I took it from him before he could eat it.

“You play for, what’s it called, the NHL?”

“No, ma’am. One of the minor league teams in town.”

“Uh-huh.” She looked at him critically.

“You need to get a real job,” she warned. “You finally got yourself a nice little girlfriend. Don’t deny it. I see the way you look at her.”

Ryder gave me a warm smile. “Yes, ma’am.”

“Don’t you ‘yes, ma’am’ me. Get a real job. You can’t be playing hockey and supporting her and all the babies you told me you wanted,” she scolded him.

“He’s a pretty good hockey player.” I came to Ryder’s defense.

The reindeer jerky lady snorted like she didn’t believe me.

“He could go big league and make bank.”

“You need to go to the community college like I told you, Ryder.
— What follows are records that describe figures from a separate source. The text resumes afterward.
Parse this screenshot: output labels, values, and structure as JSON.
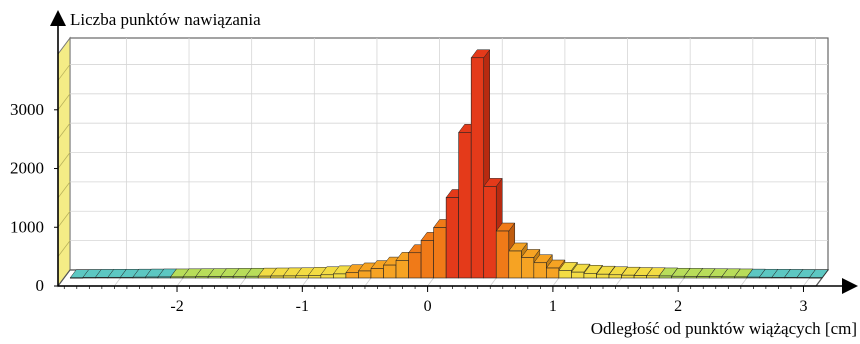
{
  "chart_data": {
    "type": "bar",
    "title": "",
    "ylabel": "Liczba punktów nawiązania",
    "xlabel": "Odległość od punktów wiążących [cm]",
    "x_ticks": [
      -2,
      -1,
      0,
      1,
      2,
      3
    ],
    "y_ticks": [
      0,
      1000,
      2000,
      3000
    ],
    "xlim": [
      -2.95,
      3.1
    ],
    "ylim": [
      0,
      3950
    ],
    "grid": true,
    "bin_width": 0.1,
    "x": [
      -2.9,
      -2.8,
      -2.7,
      -2.6,
      -2.5,
      -2.4,
      -2.3,
      -2.2,
      -2.1,
      -2.0,
      -1.9,
      -1.8,
      -1.7,
      -1.6,
      -1.5,
      -1.4,
      -1.3,
      -1.2,
      -1.1,
      -1.0,
      -0.9,
      -0.8,
      -0.7,
      -0.6,
      -0.5,
      -0.4,
      -0.3,
      -0.2,
      -0.1,
      0.0,
      0.1,
      0.2,
      0.3,
      0.4,
      0.5,
      0.6,
      0.7,
      0.8,
      0.9,
      1.0,
      1.1,
      1.2,
      1.3,
      1.4,
      1.5,
      1.6,
      1.7,
      1.8,
      1.9,
      2.0,
      2.1,
      2.2,
      2.3,
      2.4,
      2.5,
      2.6,
      2.7,
      2.8,
      2.9,
      3.0
    ],
    "values": [
      5,
      8,
      10,
      12,
      12,
      14,
      16,
      18,
      18,
      20,
      22,
      24,
      26,
      28,
      30,
      32,
      34,
      36,
      38,
      45,
      55,
      70,
      90,
      120,
      160,
      220,
      300,
      430,
      640,
      860,
      1370,
      2480,
      3750,
      1560,
      800,
      460,
      350,
      260,
      170,
      130,
      100,
      80,
      65,
      55,
      48,
      42,
      38,
      35,
      30,
      28,
      25,
      22,
      20,
      18,
      15,
      13,
      12,
      10,
      8,
      6
    ]
  }
}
They have that accounting certificate you can get in three semesters if you do the summer. You already have that business degree. I told my son to take it, but he didn’t listen. Said he’s tricking out a van or some nonsense and going to start a YouTube channel. Don’t be like him. Listen to me, now.”

“Yes, ma’am.”

She shook her head and sighed. “You’re just too handsome. Look at those eyes. You’re going to get some poor girl in trouble.” The stall owner winked at me, then she foisted more reindeer jerky at Ryder.

“Have you ever gotten in trouble in your life, Boy Scout?” I teased, wrestling the reindeer jerky away from him and dumping it in a trash can.

“Hey, you can’t waste food.”

“You have a big game tomorrow, and that stuff is making me sick just smelling it. There aren’t reindeer anywhere near here. And I don’t think it’s sanitary for her to be smoking questionable meat in the middle of the Christmas market. It’s probably roadkill deer that she’s serving to people.”

Ryder shifted the poinsettia to his other arm so he could take my hand.

“There’s my favorite customer!” a man called.

Ryder bought a beef Wellington sandwich for each of us.

“Damn, that has no right to be this good,” I said around a mouthful of juicy beef. “Don’t tell my aunt, but this beef Wellington is way better than any she’s ever made.”

“I know, right?” Ryder made a happy noise. “I eat way too many of these. He also has this killer sandwich that tastes exactly like Thanksgiving. Or what I always imagined it would be like anyway,” he said conversationally. “I usually get one or the other. Sometimes both.”

“On your daily foray into the Christmas market.” I raised an eyebrow.

“I’m supporting local businesses.” He wiped his mouth.

“I don’t think even my cousin who is all Christmas all the time goes to the Christmas market as much as you.”

“You have to enjoy Christmas,” he said lightly. “Lean into it, otherwise it just makes you too sad. Holidays can be depressing if you’re not careful. Thankfully, there’s usually a hockey game on Thanksgiving so I can just skate through that.”

“Well, I missed you for Thanksgiving, but you’re not spending Christmas alone,” I promised.

Ryder turned to me with a wide smile and kissed me. “Don’t worry about me. I usually go up to the senior center,” he confessed, “so I haven’t really done holidays alone since college.”

The blue eyes had a faraway look.

“That was pretty depressing, really. The short, cold days then the end-of-semester letdown and having to wait around awkwardly with everyone else being superexcited to see their family again—talking about how they’d see their dogs and sleep in their childhood beds. Ecstatic parents would come pick up their kids. The dads—that would always get me. Everyone expects it’s the moms, but it’s the dads. They’re so excited to see their kids, like it’s Christmas morning when they picked them up.”

“No one else stayed on campus?” I asked him carefully.